Гольдберг шагал по переходам Муравейника, и его фаллос мотался из стороны в сторону, олицетворяя собой полное смятение чувств хозяина.
Шиз уже стоял на возвышении у подножия культового фаллоса и надсадно орал в толпу:
– Ни хрена!!! Мы им не позволим! Они ещё узнают, на что способен настоящий мужчина!!! Матки – блеф!!! Реально только то, что мы имеем в ощущениях! Умоем поллюциями их бессмысленные претензии...
Гольдберг с завистью смотрел на Шиза и думал, что столь беспардонный «звездун» может наобещать толпе как раз именно то, чего она от него жаждет.
– ...воды омоют наши усталые члены...
А главное, что за его словами не скрыто ничего более существенного, чем внешний блеск и внутренняя пустота.
– ...полное удовлетворение...
Его не заботят неожиданные препятствия.
– ...будут удовлетворены...
Он не берёт в расчёт непредвиденные обстоятельства.
– ...все в полном экстазе...
И откуда берется эта вера в собственную непогрешимость?!
– ...сольёмся...
Неужели он верит в то, что говорит?!
– ...мучительно содрогаясь, отринем!!. ...
А потом была пьянка...
Проснувшись под утро, Гольдберг не сразу смог вспомнить, где он и кто он.
Общий разгром, учиненный трутнями, достиг на этот раз апогея.
«Если свалили даже фаллос...» – Гольдберг внезапно вздрогнул, вспомнив, как они с Шизом, пьяные в стельку, пытались влезть на фаллос, призывая толпу в поход на маток...
Прямо у его ног была огромная лужа блевотины, уткнувшись носом в которую, спал досточтимый народный избранник.
«Ну и дьявол с ним», – Гольдберг было собрался плюнуть в его сторону, но потом сжалился и оттащил за ноги подальше. Народный избранник как-то подозрительно булькнул и открыл один глаз.
– А здорово вы вчера про неизбежные трудности переходного периода орали, – пробормотал он и снова булькнул. – Особенно круто прозвучало ваше сравнение нынешнего положения в Муравейнике с запором после званого ужина...
– Заткнись, – вяло буркнул Гольдберг, разглядывая собственные ноги.
– Как хотите, — пробормотал народный избранник, но не сдержался и уточнил:
– Неужели на вас так повлияло, что Шиз первым оседлал фаллос и назвал вас политическим импо...
– Заткнись!!! – рявкнул Гольдберг, с ужасом сознавая, что его выпачканные в дерьме ноги на самом деле более чем символ!
«Как?! Как я мог провалиться в эту навозную яму? Увязнуть в дерьме по шею!!!»

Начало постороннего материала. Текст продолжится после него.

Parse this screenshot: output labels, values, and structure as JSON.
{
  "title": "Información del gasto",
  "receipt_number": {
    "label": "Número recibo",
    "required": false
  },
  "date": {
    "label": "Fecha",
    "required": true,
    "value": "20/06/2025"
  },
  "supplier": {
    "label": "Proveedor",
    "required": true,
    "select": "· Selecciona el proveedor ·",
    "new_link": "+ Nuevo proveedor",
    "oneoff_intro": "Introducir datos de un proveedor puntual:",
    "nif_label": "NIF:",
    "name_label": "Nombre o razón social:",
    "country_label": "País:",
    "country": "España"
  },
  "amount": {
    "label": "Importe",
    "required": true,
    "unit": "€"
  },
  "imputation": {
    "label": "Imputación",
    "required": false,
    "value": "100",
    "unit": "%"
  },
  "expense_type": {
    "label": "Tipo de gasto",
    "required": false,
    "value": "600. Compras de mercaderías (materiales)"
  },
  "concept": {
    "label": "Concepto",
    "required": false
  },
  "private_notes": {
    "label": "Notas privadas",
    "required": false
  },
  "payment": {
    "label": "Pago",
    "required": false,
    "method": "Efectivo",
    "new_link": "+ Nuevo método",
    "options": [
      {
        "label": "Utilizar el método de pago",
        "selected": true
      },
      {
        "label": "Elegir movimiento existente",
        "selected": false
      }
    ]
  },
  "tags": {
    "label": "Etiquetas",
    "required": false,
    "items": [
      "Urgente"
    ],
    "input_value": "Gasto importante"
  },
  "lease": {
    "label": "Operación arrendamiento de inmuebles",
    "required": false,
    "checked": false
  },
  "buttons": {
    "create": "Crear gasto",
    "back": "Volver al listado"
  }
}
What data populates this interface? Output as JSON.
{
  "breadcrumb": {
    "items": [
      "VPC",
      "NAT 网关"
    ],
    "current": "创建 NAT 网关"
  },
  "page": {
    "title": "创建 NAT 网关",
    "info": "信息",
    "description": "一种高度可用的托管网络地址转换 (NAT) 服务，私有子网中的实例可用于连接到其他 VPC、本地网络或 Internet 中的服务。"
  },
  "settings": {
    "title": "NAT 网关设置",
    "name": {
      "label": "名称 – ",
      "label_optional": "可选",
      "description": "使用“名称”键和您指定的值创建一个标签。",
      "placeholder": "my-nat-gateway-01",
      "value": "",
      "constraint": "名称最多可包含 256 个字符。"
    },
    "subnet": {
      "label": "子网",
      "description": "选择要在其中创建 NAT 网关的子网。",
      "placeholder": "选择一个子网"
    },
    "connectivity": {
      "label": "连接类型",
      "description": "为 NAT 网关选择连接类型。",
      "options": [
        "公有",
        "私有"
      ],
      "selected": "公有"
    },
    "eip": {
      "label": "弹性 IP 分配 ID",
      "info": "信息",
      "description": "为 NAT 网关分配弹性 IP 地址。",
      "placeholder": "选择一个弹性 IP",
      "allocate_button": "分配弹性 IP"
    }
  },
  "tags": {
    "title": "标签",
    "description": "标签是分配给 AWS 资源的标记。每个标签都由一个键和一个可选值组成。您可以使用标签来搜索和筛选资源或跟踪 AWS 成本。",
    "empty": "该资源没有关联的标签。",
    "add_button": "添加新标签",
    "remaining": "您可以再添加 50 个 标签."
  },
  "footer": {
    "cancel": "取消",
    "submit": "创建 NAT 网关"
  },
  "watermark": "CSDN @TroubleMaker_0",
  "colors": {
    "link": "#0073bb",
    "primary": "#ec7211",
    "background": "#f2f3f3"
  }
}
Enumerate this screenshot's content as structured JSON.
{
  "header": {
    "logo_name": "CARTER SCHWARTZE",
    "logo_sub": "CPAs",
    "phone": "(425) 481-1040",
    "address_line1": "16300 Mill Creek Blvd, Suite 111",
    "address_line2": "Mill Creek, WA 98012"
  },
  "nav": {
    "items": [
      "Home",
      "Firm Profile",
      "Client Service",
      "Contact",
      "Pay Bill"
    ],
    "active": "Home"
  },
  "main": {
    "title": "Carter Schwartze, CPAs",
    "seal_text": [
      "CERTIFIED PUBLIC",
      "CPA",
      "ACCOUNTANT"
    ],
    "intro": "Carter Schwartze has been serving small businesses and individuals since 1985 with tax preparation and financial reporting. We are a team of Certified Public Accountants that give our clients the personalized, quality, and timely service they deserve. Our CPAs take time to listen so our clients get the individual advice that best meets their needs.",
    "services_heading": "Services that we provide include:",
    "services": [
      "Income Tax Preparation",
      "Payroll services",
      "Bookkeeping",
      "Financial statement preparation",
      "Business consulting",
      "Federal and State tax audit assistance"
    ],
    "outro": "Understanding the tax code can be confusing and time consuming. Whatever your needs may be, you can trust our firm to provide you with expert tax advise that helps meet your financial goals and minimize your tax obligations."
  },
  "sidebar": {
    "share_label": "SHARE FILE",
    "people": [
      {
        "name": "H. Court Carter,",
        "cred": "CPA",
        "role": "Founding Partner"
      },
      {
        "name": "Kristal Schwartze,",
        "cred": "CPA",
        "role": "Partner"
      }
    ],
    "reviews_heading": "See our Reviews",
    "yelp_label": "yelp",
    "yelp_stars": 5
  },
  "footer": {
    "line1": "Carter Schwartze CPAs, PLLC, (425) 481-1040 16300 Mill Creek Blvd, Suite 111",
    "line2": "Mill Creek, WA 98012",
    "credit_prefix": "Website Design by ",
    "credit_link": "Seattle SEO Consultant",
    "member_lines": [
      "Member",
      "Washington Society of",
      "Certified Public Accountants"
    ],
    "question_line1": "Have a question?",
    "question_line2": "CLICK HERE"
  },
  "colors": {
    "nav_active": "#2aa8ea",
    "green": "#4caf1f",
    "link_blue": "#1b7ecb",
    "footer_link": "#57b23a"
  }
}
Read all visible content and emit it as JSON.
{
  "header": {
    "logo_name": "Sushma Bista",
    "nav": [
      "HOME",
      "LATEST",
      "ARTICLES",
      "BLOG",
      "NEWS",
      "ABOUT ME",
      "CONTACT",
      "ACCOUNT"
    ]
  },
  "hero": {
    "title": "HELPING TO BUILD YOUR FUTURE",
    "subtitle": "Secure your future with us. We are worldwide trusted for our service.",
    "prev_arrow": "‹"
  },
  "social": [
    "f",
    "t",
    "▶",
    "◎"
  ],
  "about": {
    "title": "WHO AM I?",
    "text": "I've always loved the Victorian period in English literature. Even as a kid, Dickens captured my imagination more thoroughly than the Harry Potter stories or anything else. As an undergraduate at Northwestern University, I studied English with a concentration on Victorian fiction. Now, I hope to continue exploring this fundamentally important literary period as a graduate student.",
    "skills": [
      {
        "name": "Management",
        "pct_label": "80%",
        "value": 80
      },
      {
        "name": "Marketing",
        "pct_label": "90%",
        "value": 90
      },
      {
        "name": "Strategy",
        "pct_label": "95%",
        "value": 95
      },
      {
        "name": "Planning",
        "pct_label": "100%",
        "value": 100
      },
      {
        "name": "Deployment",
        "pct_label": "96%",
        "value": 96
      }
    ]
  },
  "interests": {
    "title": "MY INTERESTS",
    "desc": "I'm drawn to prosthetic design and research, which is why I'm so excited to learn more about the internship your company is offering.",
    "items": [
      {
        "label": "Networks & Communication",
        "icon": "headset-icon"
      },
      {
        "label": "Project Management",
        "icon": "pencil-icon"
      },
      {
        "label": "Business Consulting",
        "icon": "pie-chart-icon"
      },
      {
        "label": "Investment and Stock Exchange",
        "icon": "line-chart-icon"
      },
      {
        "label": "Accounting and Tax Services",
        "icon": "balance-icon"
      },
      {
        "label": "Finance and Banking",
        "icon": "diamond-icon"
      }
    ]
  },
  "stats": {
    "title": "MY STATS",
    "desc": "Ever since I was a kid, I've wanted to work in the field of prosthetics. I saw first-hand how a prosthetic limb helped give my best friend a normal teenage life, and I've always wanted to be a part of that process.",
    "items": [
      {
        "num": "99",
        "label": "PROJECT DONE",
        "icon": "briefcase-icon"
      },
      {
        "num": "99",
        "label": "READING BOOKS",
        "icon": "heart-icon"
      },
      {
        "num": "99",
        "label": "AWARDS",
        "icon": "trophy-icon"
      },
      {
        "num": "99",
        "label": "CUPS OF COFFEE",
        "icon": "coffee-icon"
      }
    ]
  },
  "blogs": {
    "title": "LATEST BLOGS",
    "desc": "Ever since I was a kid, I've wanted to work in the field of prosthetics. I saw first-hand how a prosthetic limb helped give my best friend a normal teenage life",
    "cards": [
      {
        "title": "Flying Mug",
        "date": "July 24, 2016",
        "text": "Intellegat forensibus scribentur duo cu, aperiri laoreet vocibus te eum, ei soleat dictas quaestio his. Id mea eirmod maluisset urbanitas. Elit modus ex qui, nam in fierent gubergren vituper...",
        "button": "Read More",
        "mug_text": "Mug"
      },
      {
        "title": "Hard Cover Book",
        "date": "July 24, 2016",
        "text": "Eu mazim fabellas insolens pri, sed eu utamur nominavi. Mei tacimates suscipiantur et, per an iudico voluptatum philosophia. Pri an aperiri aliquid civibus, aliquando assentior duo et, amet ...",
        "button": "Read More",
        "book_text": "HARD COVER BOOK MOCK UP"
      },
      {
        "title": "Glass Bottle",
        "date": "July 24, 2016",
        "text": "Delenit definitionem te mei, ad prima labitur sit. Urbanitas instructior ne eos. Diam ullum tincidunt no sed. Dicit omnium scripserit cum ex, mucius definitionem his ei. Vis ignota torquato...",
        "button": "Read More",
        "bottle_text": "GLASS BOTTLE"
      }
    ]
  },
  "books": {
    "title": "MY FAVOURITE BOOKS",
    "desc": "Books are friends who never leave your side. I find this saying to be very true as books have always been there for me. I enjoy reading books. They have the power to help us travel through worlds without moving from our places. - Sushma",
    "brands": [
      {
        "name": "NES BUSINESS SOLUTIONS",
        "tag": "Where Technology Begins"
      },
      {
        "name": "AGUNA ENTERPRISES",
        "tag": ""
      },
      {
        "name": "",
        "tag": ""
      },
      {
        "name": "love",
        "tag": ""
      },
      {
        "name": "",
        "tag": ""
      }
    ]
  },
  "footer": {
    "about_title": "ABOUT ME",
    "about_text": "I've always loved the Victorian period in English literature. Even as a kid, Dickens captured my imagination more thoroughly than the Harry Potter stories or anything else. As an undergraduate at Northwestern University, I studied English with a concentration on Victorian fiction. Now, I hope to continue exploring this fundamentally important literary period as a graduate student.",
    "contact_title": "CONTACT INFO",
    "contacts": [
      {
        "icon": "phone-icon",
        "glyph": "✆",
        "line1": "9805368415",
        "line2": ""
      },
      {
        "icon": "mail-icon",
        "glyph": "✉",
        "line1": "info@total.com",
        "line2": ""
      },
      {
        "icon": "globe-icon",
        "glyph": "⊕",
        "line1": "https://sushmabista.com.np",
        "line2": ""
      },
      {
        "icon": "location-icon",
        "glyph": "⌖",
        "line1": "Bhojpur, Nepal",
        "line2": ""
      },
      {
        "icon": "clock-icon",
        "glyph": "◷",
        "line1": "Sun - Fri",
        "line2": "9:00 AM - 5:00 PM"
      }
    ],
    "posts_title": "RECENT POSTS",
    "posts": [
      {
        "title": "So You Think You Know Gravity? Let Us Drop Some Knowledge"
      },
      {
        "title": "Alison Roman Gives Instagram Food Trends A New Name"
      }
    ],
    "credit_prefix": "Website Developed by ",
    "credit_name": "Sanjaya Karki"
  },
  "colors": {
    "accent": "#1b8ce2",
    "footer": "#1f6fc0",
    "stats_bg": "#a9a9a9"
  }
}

– Да не переживайте вы так, – попытался успокоить его народный избранник. – Меня когда первый раз трахнули, я тоже сам не свой был, а теперь так втянулся...
«Всё, – подумал Гольдберг. – Пора что-то делать. Еще чуть-чуть, и будет поздно. Я либо сойду с ума, либо...»
– Вставай! — рыкнул он на народного избранника, и тот с перепугу действительно вскочил. – Где Толчок? Где Шклява? Где Шиз, где все?!
– Сейчас, сейчас, – засуетился народный избранник, истово крутя башкой.
Гольдберг, не дожидаясь, пока народный избранник очухается окончательно, выбрался из спального отсека и торопливо направился в зал.
Но и там тоже не было никого. Точнее, почти никого. Или ещё точнее: ни единой живой души. Зато посреди зала покачивался Шклява, повесившийся на культовом фаллосе.
Глава 16.
Гольдберг уже почти час бежал по опустевшим галереям Муравейника, но за это время не встретил ни души. Зато он явственно различал новые запахи, забивающие даже привычную вонь фекалий. Все нижние ходы были теперь пропитаны сладковатым запахом свежей крови и ещё более тошнотворным запахом горелого мяса.
А потом стали попадаться трупы. И чем ближе Гольдберг продвигался к элитным этажам, тем больше трупов оказывалось у него на пути. Здесь были и трутни с вырванными гениталиями, и рабочие особи со вспоротыми животами, а однажды Гольдберг едва не споткнулся о гигантскую тушу матки, которую, видимо, облили бензином и подожгли.
– Господи! – завизжал Гольдберг. – Неужели я опоздал?! Неужели этот подонок Шиз запустил кровавую мясорубку?!! Будь проклят этот мир!!!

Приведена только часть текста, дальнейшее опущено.